I am revisiting a story…a narrative.

It is the narrative of my mother’s death.

And while my most recent novel, Pink & White, focuses on father-daughter relationships, I also have a mother. Had a mother.

I say I’m revisiting the narrative because I believe the retelling of emotionally-potent events changes with time, maturity, and wisdom. I don’t claim to be mature nor wise, but I do know that time has passed. 24 years, to be exact. It was on this day, 24 years ago, that I got this call: Your mother is in a coma; you’d better come.

History is subjective, but it is based on understanding or lack thereof.

As a very young child, I may have looked at a redwood tree, pointed, and said, “Tree.”

As a school-aged child, I would have said, “Look, there’s a redwood tree.”

As a teen, I might have noticed that that part of the redwood tree’s bark was burned, and said, “Huh, that’s weird…the trunk of that redwood tree is burned.”

Post-college, my insights about a redwood tree could have gone something like this: “See that redwood tree? It has a trunk that is burnt. Notice that it sits in the middle of several other smaller redwoods. That’s because a damaged redwood sends out shoots to preserve itself.”

In all of these narratives I am speaking of a redwood tree. All of them are correct. All of them changed with time. The tree did not change; I changed.

And so, too, has my perception grown and changed about my mother’s life and death.

She died.

She died because she did not take care of herself.
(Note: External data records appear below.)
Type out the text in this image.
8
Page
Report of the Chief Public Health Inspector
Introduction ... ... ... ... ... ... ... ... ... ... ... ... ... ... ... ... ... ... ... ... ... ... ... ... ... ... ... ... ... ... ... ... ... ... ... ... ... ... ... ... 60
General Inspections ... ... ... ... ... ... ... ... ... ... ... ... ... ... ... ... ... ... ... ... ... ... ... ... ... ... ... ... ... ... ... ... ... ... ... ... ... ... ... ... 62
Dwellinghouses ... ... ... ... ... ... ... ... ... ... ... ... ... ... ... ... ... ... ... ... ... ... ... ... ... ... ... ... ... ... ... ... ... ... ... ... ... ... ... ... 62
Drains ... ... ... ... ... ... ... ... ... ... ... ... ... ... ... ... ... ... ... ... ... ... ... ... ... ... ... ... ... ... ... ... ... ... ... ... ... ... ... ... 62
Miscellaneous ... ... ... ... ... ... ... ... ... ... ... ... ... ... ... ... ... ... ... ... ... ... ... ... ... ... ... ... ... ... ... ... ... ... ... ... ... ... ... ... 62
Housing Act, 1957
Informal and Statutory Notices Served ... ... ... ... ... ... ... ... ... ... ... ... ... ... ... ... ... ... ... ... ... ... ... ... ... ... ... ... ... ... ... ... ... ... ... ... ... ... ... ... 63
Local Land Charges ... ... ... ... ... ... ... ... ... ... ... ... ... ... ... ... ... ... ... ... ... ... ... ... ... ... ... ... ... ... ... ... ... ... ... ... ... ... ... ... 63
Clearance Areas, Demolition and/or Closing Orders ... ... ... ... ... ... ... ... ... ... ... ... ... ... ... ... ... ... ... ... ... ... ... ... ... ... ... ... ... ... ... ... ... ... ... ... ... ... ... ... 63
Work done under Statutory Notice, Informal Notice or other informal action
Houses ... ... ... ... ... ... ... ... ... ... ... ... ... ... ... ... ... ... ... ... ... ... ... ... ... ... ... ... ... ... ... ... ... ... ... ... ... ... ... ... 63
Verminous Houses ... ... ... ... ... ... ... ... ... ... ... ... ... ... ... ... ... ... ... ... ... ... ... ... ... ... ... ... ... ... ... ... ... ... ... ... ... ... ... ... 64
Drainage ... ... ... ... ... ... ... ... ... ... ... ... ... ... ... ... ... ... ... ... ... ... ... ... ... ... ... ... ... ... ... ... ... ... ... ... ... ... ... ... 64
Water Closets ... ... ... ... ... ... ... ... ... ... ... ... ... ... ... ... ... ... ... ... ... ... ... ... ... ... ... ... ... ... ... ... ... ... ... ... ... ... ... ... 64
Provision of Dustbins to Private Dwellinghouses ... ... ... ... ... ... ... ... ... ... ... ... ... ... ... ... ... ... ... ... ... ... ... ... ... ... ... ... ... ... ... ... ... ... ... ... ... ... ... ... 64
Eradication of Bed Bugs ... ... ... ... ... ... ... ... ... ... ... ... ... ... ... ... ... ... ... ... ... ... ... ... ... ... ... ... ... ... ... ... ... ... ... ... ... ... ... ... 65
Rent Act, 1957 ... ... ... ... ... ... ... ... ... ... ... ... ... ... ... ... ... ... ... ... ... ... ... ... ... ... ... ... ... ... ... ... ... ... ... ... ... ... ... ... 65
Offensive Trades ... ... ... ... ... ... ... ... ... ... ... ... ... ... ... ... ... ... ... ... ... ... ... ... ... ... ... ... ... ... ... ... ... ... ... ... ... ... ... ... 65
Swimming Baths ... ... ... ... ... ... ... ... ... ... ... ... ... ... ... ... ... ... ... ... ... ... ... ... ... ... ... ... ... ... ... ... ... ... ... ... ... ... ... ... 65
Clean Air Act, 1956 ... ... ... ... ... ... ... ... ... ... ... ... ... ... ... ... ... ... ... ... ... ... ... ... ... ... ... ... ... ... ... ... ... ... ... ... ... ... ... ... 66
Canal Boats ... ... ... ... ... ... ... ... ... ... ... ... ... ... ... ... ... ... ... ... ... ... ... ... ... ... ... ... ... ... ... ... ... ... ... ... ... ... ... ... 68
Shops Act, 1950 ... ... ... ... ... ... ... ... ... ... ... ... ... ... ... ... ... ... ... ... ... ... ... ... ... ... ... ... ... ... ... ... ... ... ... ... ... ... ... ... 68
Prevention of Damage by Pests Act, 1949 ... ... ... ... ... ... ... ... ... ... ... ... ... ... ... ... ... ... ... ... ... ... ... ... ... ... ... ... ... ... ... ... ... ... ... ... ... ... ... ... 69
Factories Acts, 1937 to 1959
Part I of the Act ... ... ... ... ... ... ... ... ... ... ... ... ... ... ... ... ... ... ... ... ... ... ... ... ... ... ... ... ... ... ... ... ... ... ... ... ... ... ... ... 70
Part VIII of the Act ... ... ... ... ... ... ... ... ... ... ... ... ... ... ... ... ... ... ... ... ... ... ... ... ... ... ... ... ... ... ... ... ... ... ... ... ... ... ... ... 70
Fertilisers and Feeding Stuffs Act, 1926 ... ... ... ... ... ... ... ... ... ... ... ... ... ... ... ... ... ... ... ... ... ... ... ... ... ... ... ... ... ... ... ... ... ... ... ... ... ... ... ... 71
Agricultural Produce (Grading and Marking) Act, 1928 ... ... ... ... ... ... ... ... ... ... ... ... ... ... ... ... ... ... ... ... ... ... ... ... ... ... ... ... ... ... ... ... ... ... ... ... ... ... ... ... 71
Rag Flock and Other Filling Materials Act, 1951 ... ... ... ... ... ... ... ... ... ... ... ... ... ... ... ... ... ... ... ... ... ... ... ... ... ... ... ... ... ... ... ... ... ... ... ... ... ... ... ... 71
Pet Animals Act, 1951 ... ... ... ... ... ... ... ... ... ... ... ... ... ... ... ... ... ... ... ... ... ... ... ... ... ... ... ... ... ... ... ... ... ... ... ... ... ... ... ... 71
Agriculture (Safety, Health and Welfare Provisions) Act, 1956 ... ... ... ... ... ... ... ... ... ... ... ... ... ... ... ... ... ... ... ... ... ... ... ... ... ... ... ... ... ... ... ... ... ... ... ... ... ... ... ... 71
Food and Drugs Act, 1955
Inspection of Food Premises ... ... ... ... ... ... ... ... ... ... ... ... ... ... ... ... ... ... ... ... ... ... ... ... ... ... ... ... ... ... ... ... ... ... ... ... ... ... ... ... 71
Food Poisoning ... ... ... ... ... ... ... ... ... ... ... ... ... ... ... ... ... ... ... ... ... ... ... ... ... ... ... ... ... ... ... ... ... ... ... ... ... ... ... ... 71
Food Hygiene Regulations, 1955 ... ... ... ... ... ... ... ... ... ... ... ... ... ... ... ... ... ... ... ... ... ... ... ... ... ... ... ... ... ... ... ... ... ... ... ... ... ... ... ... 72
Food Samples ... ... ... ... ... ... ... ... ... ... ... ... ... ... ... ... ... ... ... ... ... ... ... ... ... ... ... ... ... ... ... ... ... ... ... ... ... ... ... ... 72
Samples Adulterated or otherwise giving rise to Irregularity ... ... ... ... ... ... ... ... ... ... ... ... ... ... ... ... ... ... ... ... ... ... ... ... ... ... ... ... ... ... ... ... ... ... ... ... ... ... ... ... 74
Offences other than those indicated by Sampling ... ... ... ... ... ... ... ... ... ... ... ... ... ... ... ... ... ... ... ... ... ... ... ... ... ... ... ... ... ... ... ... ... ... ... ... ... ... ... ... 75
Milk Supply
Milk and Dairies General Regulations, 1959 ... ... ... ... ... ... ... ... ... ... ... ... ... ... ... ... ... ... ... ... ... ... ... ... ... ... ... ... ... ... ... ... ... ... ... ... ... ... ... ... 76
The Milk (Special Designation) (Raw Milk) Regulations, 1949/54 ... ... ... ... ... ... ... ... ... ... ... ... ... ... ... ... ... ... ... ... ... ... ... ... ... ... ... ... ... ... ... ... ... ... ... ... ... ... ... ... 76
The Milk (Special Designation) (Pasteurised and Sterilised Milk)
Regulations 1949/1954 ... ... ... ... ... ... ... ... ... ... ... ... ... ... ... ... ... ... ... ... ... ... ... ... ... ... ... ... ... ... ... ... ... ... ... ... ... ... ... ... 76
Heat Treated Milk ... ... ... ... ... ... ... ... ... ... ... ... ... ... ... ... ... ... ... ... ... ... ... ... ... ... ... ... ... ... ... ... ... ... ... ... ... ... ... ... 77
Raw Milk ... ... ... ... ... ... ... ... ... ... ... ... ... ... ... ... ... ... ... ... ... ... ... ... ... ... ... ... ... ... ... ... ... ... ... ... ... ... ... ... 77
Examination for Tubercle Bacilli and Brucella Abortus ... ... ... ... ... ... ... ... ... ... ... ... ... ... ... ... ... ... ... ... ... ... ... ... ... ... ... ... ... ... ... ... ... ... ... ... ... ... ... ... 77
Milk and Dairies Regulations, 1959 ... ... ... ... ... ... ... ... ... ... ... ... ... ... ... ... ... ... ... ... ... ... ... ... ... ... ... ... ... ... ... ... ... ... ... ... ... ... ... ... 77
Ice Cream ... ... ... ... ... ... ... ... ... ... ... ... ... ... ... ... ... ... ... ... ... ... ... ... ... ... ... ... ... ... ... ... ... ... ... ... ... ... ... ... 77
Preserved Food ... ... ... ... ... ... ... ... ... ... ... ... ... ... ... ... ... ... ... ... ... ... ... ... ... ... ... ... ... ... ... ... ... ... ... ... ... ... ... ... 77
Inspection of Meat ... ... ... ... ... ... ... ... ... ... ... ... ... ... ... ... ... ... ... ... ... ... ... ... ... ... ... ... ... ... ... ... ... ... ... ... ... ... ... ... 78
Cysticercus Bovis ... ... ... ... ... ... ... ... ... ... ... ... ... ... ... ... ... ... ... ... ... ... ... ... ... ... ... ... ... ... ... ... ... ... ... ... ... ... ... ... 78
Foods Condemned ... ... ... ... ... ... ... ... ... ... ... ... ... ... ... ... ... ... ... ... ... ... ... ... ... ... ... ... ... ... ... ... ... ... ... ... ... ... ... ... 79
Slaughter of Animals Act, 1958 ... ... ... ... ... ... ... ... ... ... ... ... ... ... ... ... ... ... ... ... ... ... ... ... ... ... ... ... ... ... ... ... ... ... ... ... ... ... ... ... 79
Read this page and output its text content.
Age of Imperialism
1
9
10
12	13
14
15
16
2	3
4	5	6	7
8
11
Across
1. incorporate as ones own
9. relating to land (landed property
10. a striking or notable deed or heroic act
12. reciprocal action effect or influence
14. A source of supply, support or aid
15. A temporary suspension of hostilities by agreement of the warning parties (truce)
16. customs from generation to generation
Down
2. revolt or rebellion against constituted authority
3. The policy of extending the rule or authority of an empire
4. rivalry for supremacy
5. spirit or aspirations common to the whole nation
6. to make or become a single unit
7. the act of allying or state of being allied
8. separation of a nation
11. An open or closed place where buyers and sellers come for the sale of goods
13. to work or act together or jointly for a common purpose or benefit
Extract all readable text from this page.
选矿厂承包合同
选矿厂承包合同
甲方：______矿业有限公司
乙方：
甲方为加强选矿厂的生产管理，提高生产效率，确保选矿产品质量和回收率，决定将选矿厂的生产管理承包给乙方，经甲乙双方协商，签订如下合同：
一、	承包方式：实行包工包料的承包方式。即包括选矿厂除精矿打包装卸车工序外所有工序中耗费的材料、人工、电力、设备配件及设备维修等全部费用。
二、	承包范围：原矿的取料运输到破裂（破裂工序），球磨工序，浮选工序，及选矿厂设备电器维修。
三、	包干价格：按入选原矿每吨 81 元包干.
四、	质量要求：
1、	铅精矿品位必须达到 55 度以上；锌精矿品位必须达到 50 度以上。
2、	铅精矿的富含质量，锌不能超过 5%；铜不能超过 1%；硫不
She died because when she didn’t take care of herself, her emotional well-being also plummeted.

She died because when she was emotionally and physically not well, she took a lot of prescription drugs that had dire consequences.

My mother died from complications of addiction, unmanaged diabetes, lack of activity, mental health issues, and from giving up on life.

I was not close with my mother. Our relationship was tense and painful and complicated.

I am a mother; a mother who has made mistakes; a mother who had to face her own addictions, and find recovery; a mother who could’ve followed the trajectory of my mother’s life.

Father Tom Weston, a Jesuit priest who is well known in recovery circles, says that we who have left behind a life of drug and alcohol abuse are not recovered, but rather, we are recovering.

I am five years away from the age my mother was when she died, and that is chilling. It seems impossible.

I will visit her grave this week, and bring her tulips. Father Tom’s reflections about recovering from alcohol and drug abuse ring true, and I am applying that truth to my mother’s and my relationship. This week as I sit upon her tombstone, I might whisper something like this, “Hey, Mom…I’m forgiving you.”